19 января. Не пишется. Работать на холостой ход надоело. Мама – мой поверенный в литературных делах – ничего не пишет. Очевидно, и в Воениздате неудача. В чем же дело? Почему такое сплошное, такое непрерывное невезение? Кому нужны мои очерки после войны? Ни одной собаке.

Писать пьесу, будучи на фронте, – заниматься онанизмом. Кто ее будет устраивать в Москве? Мама? Пора пожалеть старушку, и так достаточно у нее хлопот и забот. Даже «За родину» не балует меня. Послал два очерка – и не печатают. Новый редактор!

Временами руки опускаются.

Наконец письмо от мамы. Новая установка. Отказ от очерков и требование «монументальных произведений». Глупость! Не время сейчас писать романы. Да и грош им цена.

Часу в первом ночи, когда мы развлекались притащенным откуда-то патефоном, явился неожиданно Горохов с целой свитой – Шмелев, его зам, полковник Чванкин, начальник АХО Плеушенко (плут редкостный) и Карлов. Растерянность и неловкость. Никто не скомандовал «встать», не отрапортовал. Губарев смутился чуть ли не больше всех.

Член Военного совета нашел наше помещение недостаточно уютным и посоветовал оклеить стены бумагой. Приказал Плеушенко снабдить всех одеялами и постельными принадлежностями. Одеть меня в зимнее – сшить, если нужно, гимнастерку из двух-трех. Настанет ли время, когда не нужно будет cтоять перед генералами навытяжку?

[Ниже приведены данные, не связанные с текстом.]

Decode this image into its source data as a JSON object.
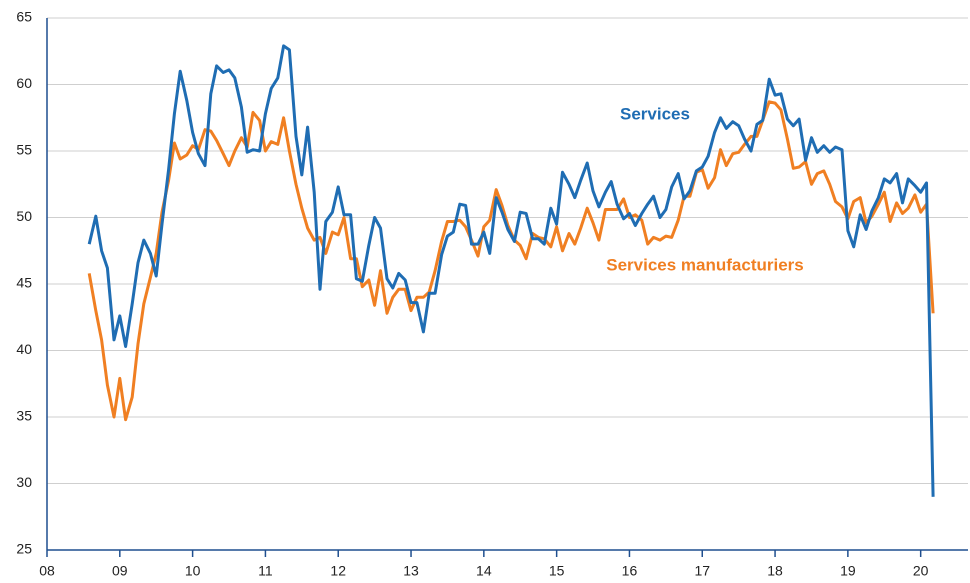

21 января. Вчера Губарев рассказывал нам о первых днях войны, его часть была в Литве, он редактировал дивизионную газету.

Страшный, внезапный удар немцев. Все растерялись, оглоушены. Хаос. Дивизия окружена, генерал, командовавший частью, убит, комиссар и начдив исчезли неизвестно куда. В лесу, в овраге, все собрались. Что делать? Куда идти? Какой-то капитан берет на себя командование дивизией, инструктор по информации вызывается стать комиссаром. Идут по шоссе. Кругом все горит, пожары. Брошенные машины, орудия, конские трупы. Пятая колонна: то и дело ракеты, бросают откуда-то гранаты в машины. Двух неизвестных мужчин поймали и расстреляли тут же на месте. Бомбежка. Парашютные десанты. Люди рыдают, сходят с ума. Сумасшедший врач – ему кажется, что он уже в плену. Пришли наши танки и моточасти – веселые, уверенные танкисты с гармошками. Двинулись навстречу немцам и полегли все до одного.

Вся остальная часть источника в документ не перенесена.